Monday, July 19, 2021

...a craft, witch brooms, and Bela Lugosi...

A few weeks ago, my father turned 83. Since the pandemic, he’s called me almost every night to check in. It first started when my mother became sick. But Dad and I get along well and always have a great deal to discuss so we’ve kept calling each other.

He’s of the Silent Generation, between the Greatest Generation and preceding the Baby Boomers and like Generation X, it seems they’re often left out of the discussion. As children of the Great Depression, my dad grew up with the mentality of “use of up, wear it out, make do” and that was something that I heard as far back as I can remember. It’s still a mentality that I try to live by and I admit that I have a hard time throwing out anything that is still sort of working. If we’re friends on social media, I admitted this morning that both my iPhone is a bit too old and hangs frequently, and my laptop doesn’t have a working camera, or sound, and also
the graphics driver is corrupted so part of the screen becomes black at various times. It isn't so bad. I just click on another tab and that usually fixes the issue temporarily. Neither of my parents had much money growing up but my dad’s father also died when my dad was just a boy. My grandfather was a coal miner and he died from black lung. Even today I have a hard time letting go of things that still sort of function even it they don’t function at their highest level. I know I’ve done this with people too but that’s a topic more for therapy.

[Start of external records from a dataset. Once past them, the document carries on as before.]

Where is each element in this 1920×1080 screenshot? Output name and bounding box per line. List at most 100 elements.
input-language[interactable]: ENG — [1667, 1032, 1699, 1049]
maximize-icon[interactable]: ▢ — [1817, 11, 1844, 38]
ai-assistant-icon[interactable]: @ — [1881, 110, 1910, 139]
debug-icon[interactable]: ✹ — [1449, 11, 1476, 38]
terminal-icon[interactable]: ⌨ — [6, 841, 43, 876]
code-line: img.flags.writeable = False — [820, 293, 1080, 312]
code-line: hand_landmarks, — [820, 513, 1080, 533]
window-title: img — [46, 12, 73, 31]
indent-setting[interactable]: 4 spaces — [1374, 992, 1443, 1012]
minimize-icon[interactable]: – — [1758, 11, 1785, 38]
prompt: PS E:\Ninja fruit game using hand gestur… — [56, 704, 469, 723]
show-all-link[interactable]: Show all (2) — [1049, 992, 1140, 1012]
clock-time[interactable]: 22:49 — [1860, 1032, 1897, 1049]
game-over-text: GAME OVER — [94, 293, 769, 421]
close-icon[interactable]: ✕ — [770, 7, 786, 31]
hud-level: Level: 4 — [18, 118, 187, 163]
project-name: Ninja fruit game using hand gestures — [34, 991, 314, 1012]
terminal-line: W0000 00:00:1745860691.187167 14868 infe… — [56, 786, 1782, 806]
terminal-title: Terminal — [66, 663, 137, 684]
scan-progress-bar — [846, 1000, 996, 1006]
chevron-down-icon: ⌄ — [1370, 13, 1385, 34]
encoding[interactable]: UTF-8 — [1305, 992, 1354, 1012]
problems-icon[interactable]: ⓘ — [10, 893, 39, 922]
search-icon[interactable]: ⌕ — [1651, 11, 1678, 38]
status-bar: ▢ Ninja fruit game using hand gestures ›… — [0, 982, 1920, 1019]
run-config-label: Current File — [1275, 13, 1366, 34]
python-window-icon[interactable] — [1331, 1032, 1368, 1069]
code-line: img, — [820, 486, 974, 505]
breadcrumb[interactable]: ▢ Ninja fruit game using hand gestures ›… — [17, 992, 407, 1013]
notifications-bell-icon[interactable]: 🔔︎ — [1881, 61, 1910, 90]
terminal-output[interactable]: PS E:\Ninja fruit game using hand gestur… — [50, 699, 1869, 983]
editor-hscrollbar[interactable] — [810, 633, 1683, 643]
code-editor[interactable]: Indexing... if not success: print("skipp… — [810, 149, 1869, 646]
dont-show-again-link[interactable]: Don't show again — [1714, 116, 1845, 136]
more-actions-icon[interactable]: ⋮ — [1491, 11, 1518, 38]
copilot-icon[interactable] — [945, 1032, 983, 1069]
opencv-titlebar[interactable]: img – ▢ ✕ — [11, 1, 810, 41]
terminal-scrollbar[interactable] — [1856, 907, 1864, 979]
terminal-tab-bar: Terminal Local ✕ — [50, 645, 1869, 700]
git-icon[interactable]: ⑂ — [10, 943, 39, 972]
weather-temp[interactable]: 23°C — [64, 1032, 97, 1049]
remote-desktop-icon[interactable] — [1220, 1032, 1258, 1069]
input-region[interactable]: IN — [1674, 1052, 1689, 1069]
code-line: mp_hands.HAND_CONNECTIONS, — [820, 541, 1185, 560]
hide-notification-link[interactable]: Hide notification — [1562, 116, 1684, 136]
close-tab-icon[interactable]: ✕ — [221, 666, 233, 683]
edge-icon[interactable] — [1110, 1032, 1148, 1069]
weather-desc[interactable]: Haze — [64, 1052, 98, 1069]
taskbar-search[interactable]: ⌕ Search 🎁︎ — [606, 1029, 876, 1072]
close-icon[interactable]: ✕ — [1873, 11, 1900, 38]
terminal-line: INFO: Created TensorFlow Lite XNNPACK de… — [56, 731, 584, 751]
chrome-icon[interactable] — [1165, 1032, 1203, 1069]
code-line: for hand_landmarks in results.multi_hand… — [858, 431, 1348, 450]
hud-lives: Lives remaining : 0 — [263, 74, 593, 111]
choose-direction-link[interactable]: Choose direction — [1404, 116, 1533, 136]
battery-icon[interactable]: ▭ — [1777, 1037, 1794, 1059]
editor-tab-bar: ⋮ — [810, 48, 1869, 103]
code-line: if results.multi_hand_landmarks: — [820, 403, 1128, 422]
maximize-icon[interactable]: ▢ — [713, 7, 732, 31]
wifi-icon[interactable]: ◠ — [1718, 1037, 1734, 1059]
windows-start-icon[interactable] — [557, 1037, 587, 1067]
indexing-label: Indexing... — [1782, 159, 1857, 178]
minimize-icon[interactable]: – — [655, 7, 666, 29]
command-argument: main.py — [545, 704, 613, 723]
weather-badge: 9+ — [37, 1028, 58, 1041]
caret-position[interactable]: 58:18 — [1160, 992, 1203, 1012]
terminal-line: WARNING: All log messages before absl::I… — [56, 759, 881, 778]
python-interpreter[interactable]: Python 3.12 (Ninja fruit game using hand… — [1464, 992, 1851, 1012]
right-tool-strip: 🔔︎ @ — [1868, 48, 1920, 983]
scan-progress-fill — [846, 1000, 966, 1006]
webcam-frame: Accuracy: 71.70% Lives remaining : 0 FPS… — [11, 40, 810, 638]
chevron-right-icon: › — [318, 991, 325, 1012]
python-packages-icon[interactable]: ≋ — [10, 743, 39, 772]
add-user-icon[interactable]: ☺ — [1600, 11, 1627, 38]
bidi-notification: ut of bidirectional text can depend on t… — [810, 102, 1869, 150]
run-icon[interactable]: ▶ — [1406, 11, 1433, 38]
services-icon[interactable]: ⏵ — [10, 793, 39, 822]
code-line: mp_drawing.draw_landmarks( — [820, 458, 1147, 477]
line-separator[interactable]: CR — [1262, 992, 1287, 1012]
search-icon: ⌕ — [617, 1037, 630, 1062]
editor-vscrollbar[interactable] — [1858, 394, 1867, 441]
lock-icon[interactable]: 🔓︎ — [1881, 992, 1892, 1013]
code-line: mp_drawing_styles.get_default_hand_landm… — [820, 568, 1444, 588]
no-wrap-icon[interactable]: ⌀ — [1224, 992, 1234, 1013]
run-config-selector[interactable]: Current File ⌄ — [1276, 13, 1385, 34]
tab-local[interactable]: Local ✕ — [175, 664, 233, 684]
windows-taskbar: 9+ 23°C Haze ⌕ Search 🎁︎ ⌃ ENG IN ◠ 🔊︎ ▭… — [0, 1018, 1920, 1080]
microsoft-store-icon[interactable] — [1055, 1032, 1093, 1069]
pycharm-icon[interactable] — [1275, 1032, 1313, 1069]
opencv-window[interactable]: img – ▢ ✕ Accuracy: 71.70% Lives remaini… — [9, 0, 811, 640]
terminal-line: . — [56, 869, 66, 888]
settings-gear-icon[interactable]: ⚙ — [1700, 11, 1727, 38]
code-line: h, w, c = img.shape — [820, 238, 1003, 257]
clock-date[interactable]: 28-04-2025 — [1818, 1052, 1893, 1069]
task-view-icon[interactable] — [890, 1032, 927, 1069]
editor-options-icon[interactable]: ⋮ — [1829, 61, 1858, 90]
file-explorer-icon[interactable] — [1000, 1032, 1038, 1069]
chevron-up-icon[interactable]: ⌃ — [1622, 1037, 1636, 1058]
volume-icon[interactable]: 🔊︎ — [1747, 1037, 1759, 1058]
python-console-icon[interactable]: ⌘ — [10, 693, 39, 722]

With what seems like an endless supply of pine needles in our yard, I have wanted to make something with them. This week, I started making tiny broom art. The first one that I made is the smallest and I used the mountain mint along with the pine needles. It smells quite nice.

Today, I made one small broom with crape myrtle blooms that smells so sweet. We’ll see how well they fade and dry. The other includes Juniperus virginiana or Eastern Red Cedar. The mountain mint blooms were being enjoyed by a bunch of bumble bees so I didn’t want to disturb them. I think that I read that the *berries* of the Eastern Red Cedar are poisonous but probably only if they’re eaten and I don’t recommend that anyone eat these small brooms.  

I think they have a nice forest witch aesthetic and could certainly be nice to have on an altar.

Today's Bela Lugosi daylily...just because

Monday, July 12, 2021

The Infamous Everleigh Sisters

On Saturday, I had a fantastic visit at the historic cemeteries in Alexandria. I met David, the superintendent of Presbyterian Cemetery and suddenly I became the tourist instead of the tour guide!

There are 13 cemeteries on the 80+ acres and he took me to St. Paul’s to see the notorious Everleigh Sisters are buried there! That isn’t listed on any brochure, book, or even on Wikipedia that I’ve seen so without David, I would have never known!

Aida and Minna Simms are better known as Ada and Minna Everleigh or the Everleigh Sisters, notorious American madams. They operated a high-priced brothel known as the Everleigh Club in Chicago that was open from 1899-1911.

The sisters actually changed their last name to Everleigh because their grandmother had the habit of signing letters to them with "Everly Yours."

"Events that shaped Chicago," Chicago Tribune, April 1, 1997, 80 recalling the February 1, 1900 headline.

The sisters’ mother died when they were young, and the family lost much of their wealth during the Civil War. They both married but then divorced. To make ends meet, they opened a luxurious boardinghouse only to find out that the other boardinghouses in their district were actually brothels. Oops! But hey, they were business-minded and went on to run one of the most successful brothels in American history.

They’re both buried in St. Paul’s Cemetery in Alexandria.

Years ago, I read Sin in the Second City: Madams, Ministers, Playboys, and the Battle for America's Soul (2008) by Karen Abbott, which goes into more details about the lives of the sisters. I may need to reread this again this summer.